Holistic veterinarians have only recently begun working with aromatherapy and have just begun to document what these oils can and cannot do. Until more is known, says Dr. Fulp, it is essential to check with your veterinarian before using aromatherapy on your own—especially because some oils, like peppermint and pennyroyal, can be dangerous or even fatal when used on pets.
Once your veterinarian has recommended aromatherapy and given you the proper oils, here is how to put them to work.
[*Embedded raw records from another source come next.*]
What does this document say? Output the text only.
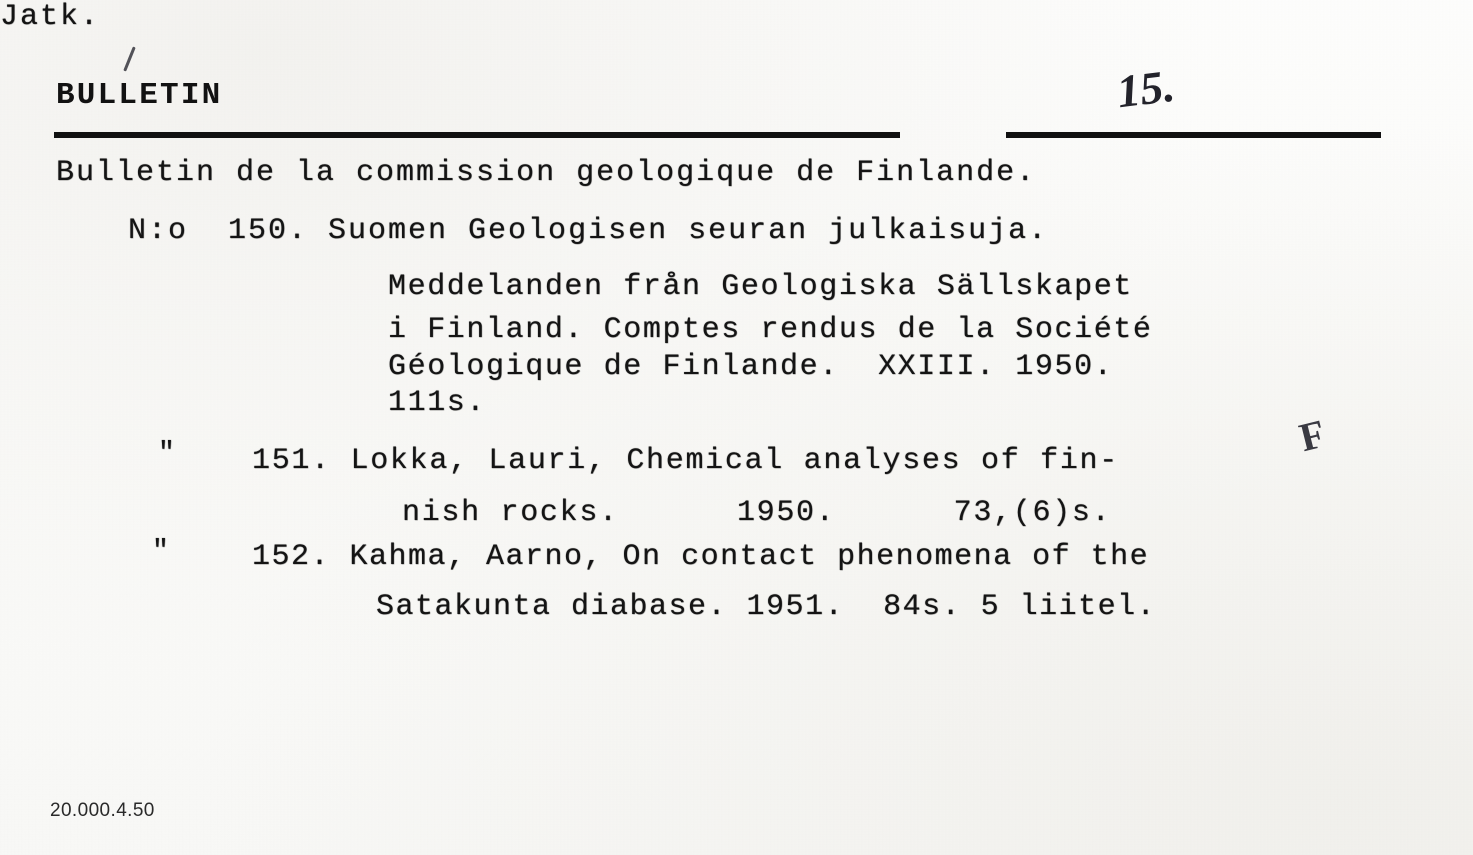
BULLETIN	15.
Bulletin de la commission geologique de Finlande.
N:o  150. Suomen Geologisen seuran julkaisuja.
Meddelanden från Geologiska Sällskapet
i Finland. Comptes rendus de la Société
Géologique de Finlande.  XXIII. 1950.
111s.
"	151. Lokka, Lauri, Chemical analyses of fin-
nish rocks.      1950.      73,(6)s.
"	152. Kahma, Aarno, On contact phenomena of the
Satakunta diabase. 1951.  84s. 5 liitel.
F
Jatk.
20.000.4.50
Dilute the oil. The essential oils used in aromatherapy are much too strong to use straight from the bottle. “Dilute the oil half-and-half with a vegetable oil like peanut oil,” says Dr. Fulp. This will prevent burning if it touches the skin. Use essential oils only where your pet can’t lick them off—on his ears or the back of his neck. It may be safer to use a diffuser, which vaporizes the scent into the air.
Aim for the ears. When using aromatherapy, it is important to apply the drops where the scent will reach the nose and the oils will penetrate the skin. “Massage a drop or two on the inside of the ear tip where there is not much fur,” says Dr. Fulp. “That’s near the face so the pet breathes the scent, but he can’t reach it to lick it off.”

Use it briefly. Unlike drugs, which may be taken for days or weeks, aromatherapy usually works very quickly. “It’s almost always a short-term treatment,” says Dr. Fulp. “The effects usually wear off in four to six hours, but one treatment is usually enough,” she says. When your pet doesn’t get better right away, it is fine to use aromatherapy three times a day for one or two days. After that, you will need to call your vet, Dr. Fulp advises.